Northeim (red). Sexuelle Gewalt unter Jugendlichen ist ein ernstes Problem – und Prävention daher von großer Bedeutung. Vom 3. bis 21. November 2025 wird dieses Thema in der Familienberatungsstelle des Landkreises Northeim mit der Wanderausstellung „Echt krass“ des Petze-Instituts Kiel aufgegriffen. Die Ausstellung richtet sich speziell an Jugendliche und wird durch ein Rahmenprogramm mit einer begleitenden Fortbildung für pädagogische Fachkräfte ergänzt. Sie sensibilisiert für Grenzverletzungen, macht unterschiedliche Formen sexueller Gewalt sichtbar und zeigt Wege der Prävention auf. Schulen können ganze Klassen anmelden.
Sexuelle Grenzverletzungen gehören für viele Jugendliche leider zum Alltag – sei es auf dem Schulhof, im Schwimmbad, in der Clique oder über soziale Medien. Verbale, körperliche oder digitale Übergriffe sind weit verbreitet und häufig so normalisiert, dass sie von Betroffenen kaum noch wahrgenommen werden.
Die Formen sind vielfältig: abwertende Sprüche, Beleidigungen, Gerüchte über sexuelle Handlungen oder das unerlaubte Teilen intimer Fotos. Auch körperliche Übergriffe wie unerwünschtes Berühren, Küssen oder gar Zwang zum Geschlechtsverkehr sind keine Seltenheit. Selbst das Beobachten solcher Vorfälle kann Jugendliche erheblich belasten.
Eine Studie der Universitäten Marburg und Gießen aus dem Jahr 2016 verdeutlicht das Ausmaß: Fast die Hälfte der befragten Neunt- und Zehntklässler berichtete von nicht-körperlicher sexualisierter Gewalt, ein Viertel von körperlicher. Meist stammten die Täterinnen und Täter aus dem näheren Umfeld und waren etwa gleich alt. Besonders alarmierend sind die aktuellen Zahlen der Unabhängigen Beauftragten für Fragen des sexuellen Kindesmissbrauchs (UBSKM): Zwischen 2018 und 2022 hat sich die Zahl minderjähriger Tatverdächtiger im Zusammenhang mit kinderpornografischem Material von 1.373 auf 17.549 Fälle verzwölffacht.
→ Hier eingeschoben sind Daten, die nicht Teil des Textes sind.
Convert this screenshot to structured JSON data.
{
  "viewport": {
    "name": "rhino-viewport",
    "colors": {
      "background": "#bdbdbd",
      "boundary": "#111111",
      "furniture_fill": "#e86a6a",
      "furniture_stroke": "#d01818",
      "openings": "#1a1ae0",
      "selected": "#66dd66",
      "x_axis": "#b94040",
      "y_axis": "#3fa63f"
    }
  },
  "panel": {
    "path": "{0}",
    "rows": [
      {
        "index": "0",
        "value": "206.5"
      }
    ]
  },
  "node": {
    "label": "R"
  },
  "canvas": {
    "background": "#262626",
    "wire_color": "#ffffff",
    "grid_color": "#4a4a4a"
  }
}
Die Ursachen liegen oft in einem Zusammenspiel verschiedener Faktoren: eigene Gewalterfahrungen, geringes Selbstwertgefühl oder belastende Familienverhältnisse. Hinzu kommen gesellschaftliche Einflüsse, etwa starre Geschlechterrollen oder stereotype Vorstellungen von Sexualität, die durch Pornografie und soziale Medien verstärkt werden. Gerade bei männlichen Jugendlichen stellt das Bild einer dominanten Männlichkeit, wie es in diesen Kanälen häufig vermittelt wird, einen Risikofaktor dar.
Die Folgen für Betroffene sind schwerwiegend: Scham, Ängste, Misstrauen und seelischer Druck können Monate oder Jahre anhalten. Bei schweren Übergriffen treten Spätfolgen oft erst im Erwachsenenalter zutage. Prävention setzt deshalb früh an: Jugendliche sollen lernen, Grenzverletzungen zu erkennen, sich zu wehren und Hilfe zu holen. Ebenso wichtig ist die Vermittlung gewaltfreier Annäherung und der Respekt vor der sexuellen Selbstbestimmung anderer.
Auch Eltern und pädagogische Fachkräfte tragen Verantwortung. Sie sollten aufmerksam beobachten, zwischen jugendlichem Experimentieren und tatsächlichen Übergriffen unterscheiden und klare Grenzen ziehen. Oft werden Grenzverletzungen bagatellisiert – hier setzt die Ausstellung mit Aufklärung, Haltung und Einbindung Erwachsener an.